Posts Tagged ‘squash’


Attending the Saturday farmer’s market is good for my soul.  I love it no matter the season.  It just always seems to fill whatever void needs filling.  I welcome the rain and wind in the winter, when fewer people attend and a sense of peace and quiet pervades.  The crowds are lighter and I can wander easily.  In the fall, I find the crisp air refreshing, and the vibrant root vegetables a glory to see.  The spring brings the crowds, but it also marks the beginning of short-season crops like asparagus, peas, and cherries.  I always buy as much as I know we’ll eat, not wanting to waste a moment of their short-lived bounty.  And here we are on the eve of the summer solstice.  Summer squash is everywhere, as is basil, and the first tomatoes are making an appearance.  It’s this time of year when I know that I must put a limit on the amount of money I bring with me, because I tend to want to buy one of everything.  And I love coming home and spreading it all out on the kitchen counter and thinking about what I’ll do with it all.

This past week, we put together a wonderful summer vegetable stew, inspired by a recipe I found in Local Flavors, by Deborah Madison.  The ingredients can and should vary, depending on what you find.  It’s a perfect place to use up late-season, starchy peas, tough, mature, green beans, or little odds and ends that don’t have another home.  Choose enough veggies to accommodate the number of people you plan to serve.  Use things like potatoes, peas, green beans, carrots, onions, summer squash, fresh shelling beans (need to be precooked), garlic, herbs, sweet peppers, and tomatoes (fresh or canned).
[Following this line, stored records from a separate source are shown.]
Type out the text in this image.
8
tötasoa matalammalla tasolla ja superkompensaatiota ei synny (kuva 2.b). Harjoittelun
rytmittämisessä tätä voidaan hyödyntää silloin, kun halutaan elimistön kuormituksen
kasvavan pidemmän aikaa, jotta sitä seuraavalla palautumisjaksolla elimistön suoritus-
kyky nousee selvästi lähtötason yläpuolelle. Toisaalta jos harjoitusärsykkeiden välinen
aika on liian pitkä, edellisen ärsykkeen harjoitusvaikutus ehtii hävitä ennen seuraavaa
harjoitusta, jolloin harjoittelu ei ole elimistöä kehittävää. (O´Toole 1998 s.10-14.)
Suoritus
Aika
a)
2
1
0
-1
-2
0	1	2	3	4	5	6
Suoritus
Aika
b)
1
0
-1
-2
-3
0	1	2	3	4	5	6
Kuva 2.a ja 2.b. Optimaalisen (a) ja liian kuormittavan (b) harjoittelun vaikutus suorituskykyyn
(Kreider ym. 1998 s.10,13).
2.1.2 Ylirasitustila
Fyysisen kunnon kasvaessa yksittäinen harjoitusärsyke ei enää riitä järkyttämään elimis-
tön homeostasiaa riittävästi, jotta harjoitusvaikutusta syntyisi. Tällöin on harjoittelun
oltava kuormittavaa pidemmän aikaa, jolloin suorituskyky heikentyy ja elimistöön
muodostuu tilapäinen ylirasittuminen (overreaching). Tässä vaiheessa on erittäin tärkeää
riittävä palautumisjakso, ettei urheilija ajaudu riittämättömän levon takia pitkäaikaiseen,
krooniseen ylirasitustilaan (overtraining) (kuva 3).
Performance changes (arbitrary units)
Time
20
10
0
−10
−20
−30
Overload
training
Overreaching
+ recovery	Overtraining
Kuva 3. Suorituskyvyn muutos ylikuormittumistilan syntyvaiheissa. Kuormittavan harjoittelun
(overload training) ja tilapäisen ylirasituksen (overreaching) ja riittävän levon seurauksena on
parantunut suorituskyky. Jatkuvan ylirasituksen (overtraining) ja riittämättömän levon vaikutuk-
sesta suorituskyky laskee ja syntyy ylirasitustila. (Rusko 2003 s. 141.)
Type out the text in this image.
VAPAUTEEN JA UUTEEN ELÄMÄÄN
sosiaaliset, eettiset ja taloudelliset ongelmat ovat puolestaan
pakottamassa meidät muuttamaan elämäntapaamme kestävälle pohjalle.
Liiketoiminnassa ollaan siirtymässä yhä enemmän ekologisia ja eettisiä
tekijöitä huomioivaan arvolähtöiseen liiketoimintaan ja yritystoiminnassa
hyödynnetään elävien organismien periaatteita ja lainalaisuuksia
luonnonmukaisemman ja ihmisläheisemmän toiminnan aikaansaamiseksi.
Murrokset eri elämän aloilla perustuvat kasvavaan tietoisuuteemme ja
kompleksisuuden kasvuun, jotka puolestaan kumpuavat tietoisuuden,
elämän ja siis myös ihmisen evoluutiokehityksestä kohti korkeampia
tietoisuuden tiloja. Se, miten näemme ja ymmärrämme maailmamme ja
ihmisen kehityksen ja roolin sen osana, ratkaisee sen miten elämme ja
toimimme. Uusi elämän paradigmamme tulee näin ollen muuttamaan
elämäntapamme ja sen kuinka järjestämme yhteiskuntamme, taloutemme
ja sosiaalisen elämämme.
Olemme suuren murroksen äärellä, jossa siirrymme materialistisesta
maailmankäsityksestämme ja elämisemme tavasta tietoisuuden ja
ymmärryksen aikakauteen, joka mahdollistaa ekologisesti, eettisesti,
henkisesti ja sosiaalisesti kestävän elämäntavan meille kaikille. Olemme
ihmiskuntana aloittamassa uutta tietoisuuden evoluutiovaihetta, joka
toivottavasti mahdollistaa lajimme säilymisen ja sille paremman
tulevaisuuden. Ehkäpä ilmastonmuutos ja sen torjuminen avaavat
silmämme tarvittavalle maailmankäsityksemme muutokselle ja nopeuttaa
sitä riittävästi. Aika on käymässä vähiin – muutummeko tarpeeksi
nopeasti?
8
It looks fairly ordinary, but all the flavors meld together and become absolutely delicious.


Summer Vegetable Stew

  • Prepare your vegetables depending upon their shapes and sizes.  For example,  young carrots might be split down the center, patty-pan squash could be cut into wedges, green beans cut into bite-sized lengths,  young potatoes halved, and onions sliced into wedges held together by their roots.
  • Warm some good olive oil with a bay leaf in a non-reactive dutch oven, or large casserole.  Add onion wedges, a few garlic cloves, a few sprigs of herbs, and a sprinkle of salt.  Cook gently, covered until they just begin to soften.
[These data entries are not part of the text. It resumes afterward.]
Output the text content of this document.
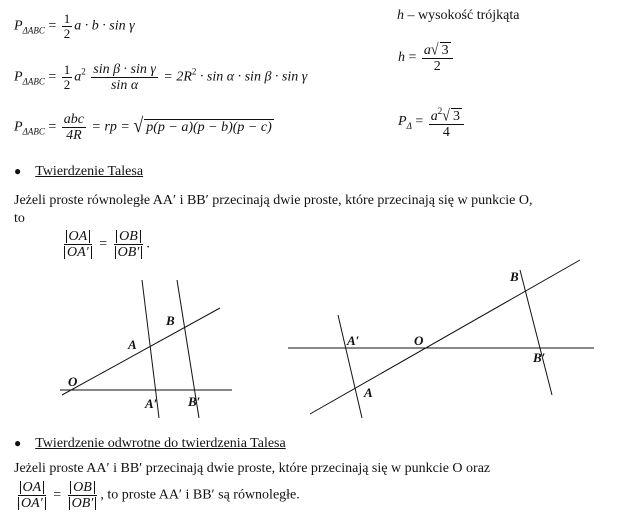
$P_{\Delta ABC} = \frac{1}{2}$ a · b · sin γ
$P_{\Delta ABC} = \frac{1}{2} a^2 \frac{\text{sin β · sin γ}}{\text{sin α}} = 2R^2 \cdot \sin \alpha \cdot \sin \beta \cdot \sin \gamma$
$P_{\Delta ABC} = \frac{\text{abc}}{4R}$ = rp = √ p(p − a)(p − b)(p − c)
h – wysokość trójkąta
$h = \frac{a√ 3}{2}$
$P_\Delta = \frac{a^2√ 3}{4}$
● Twierdzenie Talesa
Jeżeli proste równoległe AA′ i BB′ przecinają dwie proste, które przecinają się w punkcie O,
to
$\frac{OA}{OA'} = \frac{OB}{OB'}$ .
O
A
B
A′ B′
A′	O
B
B′
A
● Twierdzenie odwrotne do twierdzenia Talesa
Jeżeli proste AA′ i BB′ przecinają dwie proste, które przecinają się w punkcie O oraz
$\frac{OA}{OA'} = \frac{OB}{OB'}$ , to proste AA′ i BB′ są równoległe.
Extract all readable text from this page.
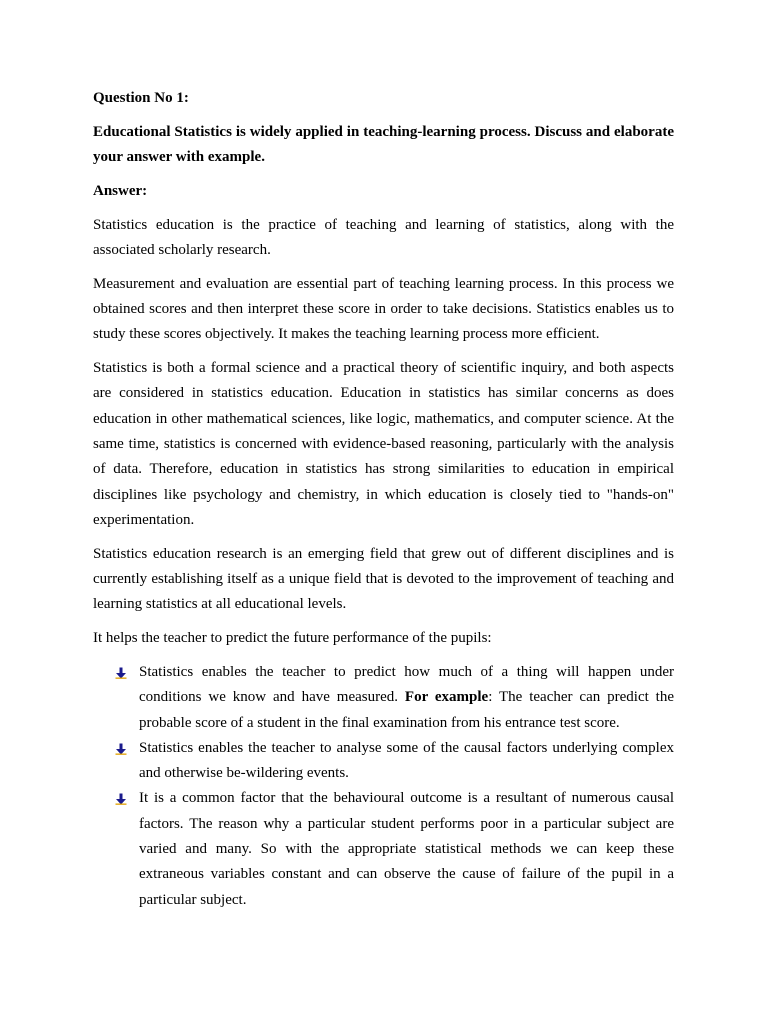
Question No 1:

Educational Statistics is widely applied in teaching-learning process. Discuss and elaborate your answer with example.

Answer:

Statistics education is the practice of teaching and learning of statistics, along with the associated scholarly research.

Measurement and evaluation are essential part of teaching learning process. In this process we obtained scores and then interpret these score in order to take decisions. Statistics enables us to study these scores objectively. It makes the teaching learning process more efficient.

Statistics is both a formal science and a practical theory of scientific inquiry, and both aspects are considered in statistics education. Education in statistics has similar concerns as does education in other mathematical sciences, like logic, mathematics, and computer science. At the same time, statistics is concerned with evidence-based reasoning, particularly with the analysis of data. Therefore, education in statistics has strong similarities to education in empirical disciplines like psychology and chemistry, in which education is closely tied to "hands-on" experimentation.

Statistics education research is an emerging field that grew out of different disciplines and is currently establishing itself as a unique field that is devoted to the improvement of teaching and learning statistics at all educational levels.

It helps the teacher to predict the future performance of the pupils:

Statistics enables the teacher to predict how much of a thing will happen under conditions we know and have measured. For example: The teacher can predict the probable score of a student in the final examination from his entrance test score.
Statistics enables the teacher to analyse some of the causal factors underlying complex and otherwise be-wildering events.
It is a common factor that the behavioural outcome is a resultant of numerous causal factors. The reason why a particular student performs poor in a particular subject are varied and many. So with the appropriate statistical methods we can keep these extraneous variables constant and can observe the cause of failure of the pupil in a particular subject.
  • Add the dense, longer-cooking vegetables like carrots and potatoes.  Give them a sprinkling of salt.  Add a little water to help them steam, cover and cook for, maybe, five minutes.
  • Add the remaining vegetables and give them another sprinkling of salt.  If you’ve used canned tomatoes, you’ll want to use some of the liquid.  Cover again, and allow them to stew.  Check it in a few minutes to make sure that there is enough liquid in the pot.  If not, add water and maybe a little white wine.  There should be liquid that comes at least 1/2 way up the depth of the vegetables.
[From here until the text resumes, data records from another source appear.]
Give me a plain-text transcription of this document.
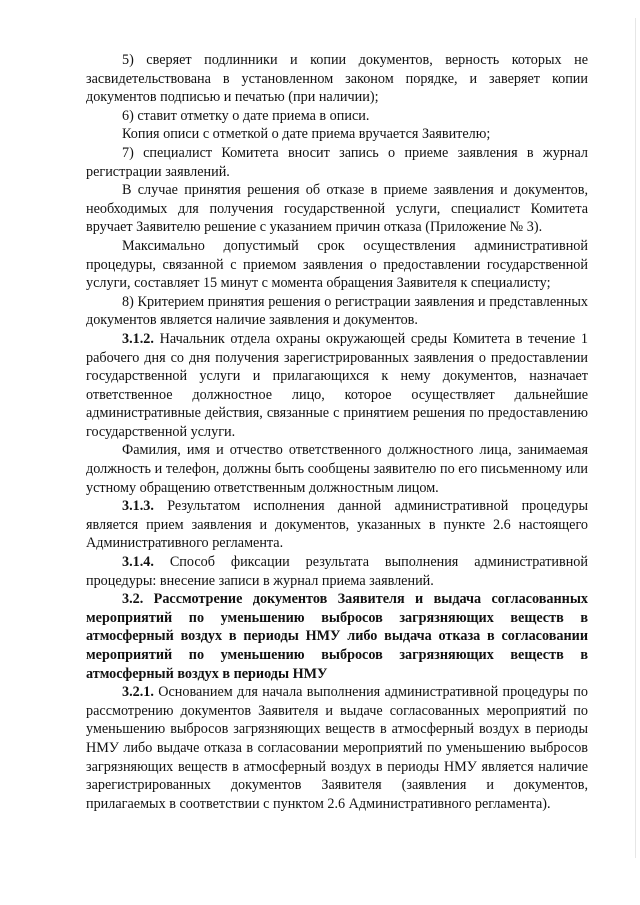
5) сверяет подлинники и копии документов, верность которых не засвидетельствована в установленном законом порядке, и заверяет копии документов подписью и печатью (при наличии);

6) ставит отметку о дате приема в описи.

Копия описи с отметкой о дате приема вручается Заявителю;

7) специалист Комитета вносит запись о приеме заявления в журнал регистрации заявлений.

В случае принятия решения об отказе в приеме заявления и документов, необходимых для получения государственной услуги, специалист Комитета вручает Заявителю решение с указанием причин отказа (Приложение № 3).

Максимально допустимый срок осуществления административной процедуры, связанной с приемом заявления о предоставлении государственной услуги, составляет 15 минут с момента обращения Заявителя к специалисту;

8) Критерием принятия решения о регистрации заявления и представленных документов является наличие заявления и документов.

3.1.2. Начальник отдела охраны окружающей среды Комитета в течение 1 рабочего дня со дня получения зарегистрированных заявления о предоставлении государственной услуги и прилагающихся к нему документов, назначает ответственное должностное лицо, которое осуществляет дальнейшие административные действия, связанные с принятием решения по предоставлению государственной услуги.

Фамилия, имя и отчество ответственного должностного лица, занимаемая должность и телефон, должны быть сообщены заявителю по его письменному или устному обращению ответственным должностным лицом.

3.1.3. Результатом исполнения данной административной процедуры является прием заявления и документов, указанных в пункте 2.6 настоящего Административного регламента.

3.1.4. Способ фиксации результата выполнения административной процедуры: внесение записи в журнал приема заявлений.

3.2. Рассмотрение документов Заявителя и выдача согласованных мероприятий по уменьшению выбросов загрязняющих веществ в атмосферный воздух в периоды НМУ либо выдача отказа в согласовании мероприятий по уменьшению выбросов загрязняющих веществ в атмосферный воздух в периоды НМУ

3.2.1. Основанием для начала выполнения административной процедуры по рассмотрению документов Заявителя и выдаче согласованных мероприятий по уменьшению выбросов загрязняющих веществ в атмосферный воздух в периоды НМУ либо выдаче отказа в согласовании мероприятий по уменьшению выбросов загрязняющих веществ в атмосферный воздух в периоды НМУ является наличие зарегистрированных документов Заявителя (заявления и документов, прилагаемых в соответствии с пунктом 2.6 Административного регламента).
  • Allow the vegetables to stew gently until everything has become tender.  Pay special attention to things like carrots and potatoes, which will take the longest to cook.  It’s okay if the green peas and beans become drab in color.  This isn’t an al dente dish.  Their texture will become smooth and tender
  • When the stew is ready, taste it for salt and stir in a handful of roughly-chopped basil.  Spoon it into bowls and enjoy.